Tribunal Administratif de la Guadeloupe — Décision N° TA105-2401290

lundi 30 septembre 2024

JuridictionTribunal Administratif de la Guadeloupe
SectionTribunal Administratif de la Guadeloupe
N° DossierTA105-2401290
TypeOrdonnance
RecoursExcès de pouvoir
PublicationC
Avocat requérantHATCHI

Texte intégral

Vu la procédure suivante :

Par une requête, enregistrée le 27 septembre 2024, M. A B, demande au juge des référés, statuant sur le fondement de l'article L. 521-2 du code de justice administrative :

1°) de l'admettre au bénéfice de l'aide juridictionnelle provisoire ;

2°) de suspendre l'exécution de l'arrêté du 26 septembre 2024 du préfet de la Guadeloupe l'obligeant à quitter le territoire français sans délai, lui en interdisant le retour pendant une période d'un an et fixant le pays de renvoi ;

3°) d'enjoindre au préfet de la Guadeloupe de réexaminer sa situation et de lui délivrer une attestation de demande d'asile ou une carte de séjour temporaire portant la mention " vie privée et familiale " ;

4°) en cas d'exécution de la mesure d'éloignement dont il fait l'objet, d'enjoindre au préfet de la Guadeloupe de mettre en œuvre son retour en Guadeloupe ;

5°) de mettre à la charge de l'Etat la somme de 1 500 euros au titre de l'article L. 761-1 du code de justice administrative.

Il soutient que :

- l'urgence est présumée dès lors que la mesure d'éloignement litigieuse peut être exécutée d'office à tout moment ;

- il est porté une atteinte grave et manifestement illégale à son droit de ne pas être soumis à des traitements inhumains ou dégradants, protégé par les articles 3 de la convention européenne de sauvegarde des droits de l'homme et des libertés fondamentales, 7 du Pacte international relatif aux droits civils et politiques et L. 721-4 du code de l'entrée et du séjour des étrangers et du droit d'asile, compte tenu des risques qu'il encourt en cas de retour en Haïti ; Haïti connaît actuellement une situation de violence généralisée ; en cas de retour en Haïti, il craint pour sa vie ;

- il est porté une atteinte grave et manifestement illégale à son droit de mener une vie familiale normale, prévu par l'article 8 de la convention européenne de sauvegarde des droits de l'homme et des libertés fondamentales, dès lors qu'il réside en Guadeloupe depuis 7 ans, qu'il travaille et qu'il a une fille dont il s'occupe ; il n'a plus de famille en Haïti.
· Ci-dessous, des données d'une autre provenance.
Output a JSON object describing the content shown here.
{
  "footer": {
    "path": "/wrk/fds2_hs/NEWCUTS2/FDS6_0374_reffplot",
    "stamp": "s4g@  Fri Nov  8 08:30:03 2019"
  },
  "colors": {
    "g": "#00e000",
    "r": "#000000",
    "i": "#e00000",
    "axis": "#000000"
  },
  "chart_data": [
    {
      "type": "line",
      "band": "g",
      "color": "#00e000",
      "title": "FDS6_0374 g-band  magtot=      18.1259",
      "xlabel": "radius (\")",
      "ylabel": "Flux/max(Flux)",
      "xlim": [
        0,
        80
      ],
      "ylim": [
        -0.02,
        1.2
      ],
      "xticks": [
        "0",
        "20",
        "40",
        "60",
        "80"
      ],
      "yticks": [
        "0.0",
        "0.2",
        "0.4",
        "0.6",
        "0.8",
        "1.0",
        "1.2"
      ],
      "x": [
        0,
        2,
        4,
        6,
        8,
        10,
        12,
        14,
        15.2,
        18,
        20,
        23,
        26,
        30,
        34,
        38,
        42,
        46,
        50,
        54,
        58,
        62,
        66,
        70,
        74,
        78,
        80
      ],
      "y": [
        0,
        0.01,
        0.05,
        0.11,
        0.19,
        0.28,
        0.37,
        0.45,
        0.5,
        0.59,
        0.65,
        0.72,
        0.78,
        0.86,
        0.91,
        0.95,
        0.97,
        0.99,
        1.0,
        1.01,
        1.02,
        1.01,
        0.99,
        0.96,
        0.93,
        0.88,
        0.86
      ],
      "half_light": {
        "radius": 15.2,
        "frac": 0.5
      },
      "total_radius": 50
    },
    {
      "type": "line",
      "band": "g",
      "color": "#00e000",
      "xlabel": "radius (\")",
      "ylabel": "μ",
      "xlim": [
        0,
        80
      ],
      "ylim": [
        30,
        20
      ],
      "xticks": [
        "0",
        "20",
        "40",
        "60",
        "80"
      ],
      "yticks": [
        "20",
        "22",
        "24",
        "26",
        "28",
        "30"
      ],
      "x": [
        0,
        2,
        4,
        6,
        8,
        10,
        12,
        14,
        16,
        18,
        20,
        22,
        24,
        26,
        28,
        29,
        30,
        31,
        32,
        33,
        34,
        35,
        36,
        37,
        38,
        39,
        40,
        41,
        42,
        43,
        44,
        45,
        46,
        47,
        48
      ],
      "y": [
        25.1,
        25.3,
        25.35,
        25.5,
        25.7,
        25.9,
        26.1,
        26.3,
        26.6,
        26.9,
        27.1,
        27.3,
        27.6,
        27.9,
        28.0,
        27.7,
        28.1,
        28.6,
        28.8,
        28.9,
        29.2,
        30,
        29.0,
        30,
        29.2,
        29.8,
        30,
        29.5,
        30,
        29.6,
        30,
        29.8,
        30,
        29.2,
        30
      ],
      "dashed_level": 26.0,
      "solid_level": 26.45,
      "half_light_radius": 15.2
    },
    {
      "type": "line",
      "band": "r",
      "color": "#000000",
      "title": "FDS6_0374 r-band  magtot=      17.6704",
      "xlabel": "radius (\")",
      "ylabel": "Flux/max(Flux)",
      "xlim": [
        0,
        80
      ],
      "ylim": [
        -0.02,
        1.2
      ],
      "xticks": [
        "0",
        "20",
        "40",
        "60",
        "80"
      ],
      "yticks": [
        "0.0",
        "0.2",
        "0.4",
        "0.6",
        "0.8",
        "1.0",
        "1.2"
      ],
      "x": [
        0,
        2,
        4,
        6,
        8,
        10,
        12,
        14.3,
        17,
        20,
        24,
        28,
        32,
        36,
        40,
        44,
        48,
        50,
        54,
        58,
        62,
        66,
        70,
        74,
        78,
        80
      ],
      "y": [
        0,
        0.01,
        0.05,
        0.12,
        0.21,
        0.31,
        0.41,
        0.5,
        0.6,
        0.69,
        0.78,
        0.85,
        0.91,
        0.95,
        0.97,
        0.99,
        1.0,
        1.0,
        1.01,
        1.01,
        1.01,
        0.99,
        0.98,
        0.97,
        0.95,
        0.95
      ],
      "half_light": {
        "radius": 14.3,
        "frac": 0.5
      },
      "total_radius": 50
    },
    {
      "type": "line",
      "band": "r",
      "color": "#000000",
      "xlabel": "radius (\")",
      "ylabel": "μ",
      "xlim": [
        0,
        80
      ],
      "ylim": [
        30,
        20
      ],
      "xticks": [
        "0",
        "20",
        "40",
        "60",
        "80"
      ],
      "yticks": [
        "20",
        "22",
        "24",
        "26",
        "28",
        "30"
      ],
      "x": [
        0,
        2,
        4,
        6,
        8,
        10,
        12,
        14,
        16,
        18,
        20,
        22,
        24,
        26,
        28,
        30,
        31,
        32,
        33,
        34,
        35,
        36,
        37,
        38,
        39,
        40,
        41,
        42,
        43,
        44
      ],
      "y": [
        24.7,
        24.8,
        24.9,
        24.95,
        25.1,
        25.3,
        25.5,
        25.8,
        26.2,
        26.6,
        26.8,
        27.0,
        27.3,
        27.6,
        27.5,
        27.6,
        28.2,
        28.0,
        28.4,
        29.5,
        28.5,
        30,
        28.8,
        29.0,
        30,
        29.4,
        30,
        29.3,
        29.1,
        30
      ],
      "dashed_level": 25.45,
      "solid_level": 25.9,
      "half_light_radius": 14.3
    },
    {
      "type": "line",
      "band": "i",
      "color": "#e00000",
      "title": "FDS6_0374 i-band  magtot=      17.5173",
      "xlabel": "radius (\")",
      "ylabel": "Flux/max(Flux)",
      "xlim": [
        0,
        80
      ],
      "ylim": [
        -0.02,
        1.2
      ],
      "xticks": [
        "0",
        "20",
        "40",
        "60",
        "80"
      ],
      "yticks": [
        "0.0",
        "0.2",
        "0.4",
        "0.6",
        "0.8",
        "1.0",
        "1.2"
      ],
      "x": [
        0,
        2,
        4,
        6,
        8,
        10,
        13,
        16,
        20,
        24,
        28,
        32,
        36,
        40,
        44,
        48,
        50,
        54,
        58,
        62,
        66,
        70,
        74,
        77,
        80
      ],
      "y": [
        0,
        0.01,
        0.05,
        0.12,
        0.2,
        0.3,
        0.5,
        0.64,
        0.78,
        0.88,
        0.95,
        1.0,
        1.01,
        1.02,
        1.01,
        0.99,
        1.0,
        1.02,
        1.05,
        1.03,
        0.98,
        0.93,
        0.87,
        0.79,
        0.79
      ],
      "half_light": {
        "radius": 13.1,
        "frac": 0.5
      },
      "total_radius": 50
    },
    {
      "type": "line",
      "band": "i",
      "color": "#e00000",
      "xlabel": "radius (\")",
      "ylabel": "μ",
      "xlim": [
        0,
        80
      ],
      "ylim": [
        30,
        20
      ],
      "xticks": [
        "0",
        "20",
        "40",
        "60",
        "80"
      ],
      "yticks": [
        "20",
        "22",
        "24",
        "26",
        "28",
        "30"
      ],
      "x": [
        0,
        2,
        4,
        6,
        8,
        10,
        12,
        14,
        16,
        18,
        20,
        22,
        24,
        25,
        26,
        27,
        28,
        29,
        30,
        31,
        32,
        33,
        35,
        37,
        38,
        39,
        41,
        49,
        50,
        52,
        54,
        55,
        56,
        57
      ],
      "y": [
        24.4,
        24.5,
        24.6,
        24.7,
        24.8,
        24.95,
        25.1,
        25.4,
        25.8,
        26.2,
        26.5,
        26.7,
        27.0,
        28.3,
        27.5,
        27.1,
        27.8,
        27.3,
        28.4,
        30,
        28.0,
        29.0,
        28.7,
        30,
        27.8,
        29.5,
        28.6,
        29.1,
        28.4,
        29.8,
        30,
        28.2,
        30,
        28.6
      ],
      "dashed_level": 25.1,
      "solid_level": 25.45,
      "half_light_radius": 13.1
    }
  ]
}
Le préfet de la Guadeloupe a adressé au tribunal des pièces, enregistrées le 30 août 2024.

Vu les autres pièces du dossier.

Vu :

- la convention européenne de sauvegarde des droits de l'homme et des libertés fondamentales ;

- le code de l'entrée et du séjour des étrangers et du droit d'asile ;

- la loi n°91-647 du 10 juillet 1991 ;

- le code de justice administrative.

Les parties ont été régulièrement averties du jour de l'audience.

Au cours de l'audience publique tenue en présence de Mme Cétol, greffière d'audience, ont été entendus :

- le rapport de M. Gouès ;

- les observations de Me Hatchi, représentant M. B, présent à l'audience et conclut aux mêmes fins par les mêmes moyens ;

Le préfet de la Guadeloupe n'était ni présent, ni représenté.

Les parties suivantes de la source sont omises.